【国際赤十字委員会が支援した仮設住宅で暮らす罹災した家族。8月2日に国際赤十字委員会が発表した報告書から引用。(写真:朝鮮赤十字社)】

【国際赤十字委員会が支援した仮設住宅で暮らす罹災した家族。8月2日に国際赤十字委員会が発表した報告書から引用。(写真:朝鮮赤十字社)】

 

◇ 内部から報告 政府は住民に支援を呼びかけ
今年6月、7月にかけて記録的な豪雨に見舞われた南部地域の被害規模が伝わるにつれ、北朝鮮住民の間で、今後の生活に対する不安が広がっていると、北朝鮮国内のアジアプレスの取材協力者が電話で伝えてきた。北朝鮮政府は住民に衣類や食糧の支援を呼びかけているという。

情報を伝えて来たのは、北部の両江道恵山(ヘサン市に住む崔敬玉(チェ・ギョンオク氏。崔氏によると4日午前、恵山市内の公的機関、企業所では職員が集められ会議が開かれた。
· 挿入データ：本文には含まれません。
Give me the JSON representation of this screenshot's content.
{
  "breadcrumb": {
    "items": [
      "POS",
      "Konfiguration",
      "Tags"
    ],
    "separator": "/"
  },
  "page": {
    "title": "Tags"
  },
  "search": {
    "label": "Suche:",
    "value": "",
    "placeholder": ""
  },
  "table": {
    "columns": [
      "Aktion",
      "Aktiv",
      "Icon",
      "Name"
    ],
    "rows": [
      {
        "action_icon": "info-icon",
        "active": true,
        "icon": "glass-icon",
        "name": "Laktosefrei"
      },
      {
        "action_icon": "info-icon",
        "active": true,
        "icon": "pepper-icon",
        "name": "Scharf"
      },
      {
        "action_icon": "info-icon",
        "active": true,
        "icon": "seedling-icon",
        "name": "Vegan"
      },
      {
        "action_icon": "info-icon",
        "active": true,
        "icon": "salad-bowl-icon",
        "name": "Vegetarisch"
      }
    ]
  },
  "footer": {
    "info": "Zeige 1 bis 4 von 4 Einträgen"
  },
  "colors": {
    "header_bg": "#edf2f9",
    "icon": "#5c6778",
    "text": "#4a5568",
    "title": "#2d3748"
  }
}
「会議の席で担当労働党書記(下級幹部)は『最近の豪雨により、(南部の)黄海南道と黄海北道の多くの農耕地と住宅が浸水した。これを支援するために、職員はそれぞれ古着一着、トウモロコシ米や大豆などの食糧を納めるように』と指示した」
と崔氏は述べる。

また崔氏の取材によると、住民に対し同様の内容を伝える集会が平安南道でも行われた。順川(スンチョン)市では住民組織である人民班の会議で、「1時間に700ミリという前例の無い猛烈な雨が黄海道に降った。水害地域に対する支援をしよう」と当局が呼び掛けたとのことだ。
水害地域以外に住む人々は、北朝鮮国内のニュースに加え、こうした当局からの説明と指示を聞いて
「今年の収穫はもうだめだ」

「コメの価格がまた上がるだろう」
と落胆を隠せない様子だと崔氏は伝える。
黄海道一帯は北朝鮮随一の穀倉地帯だ。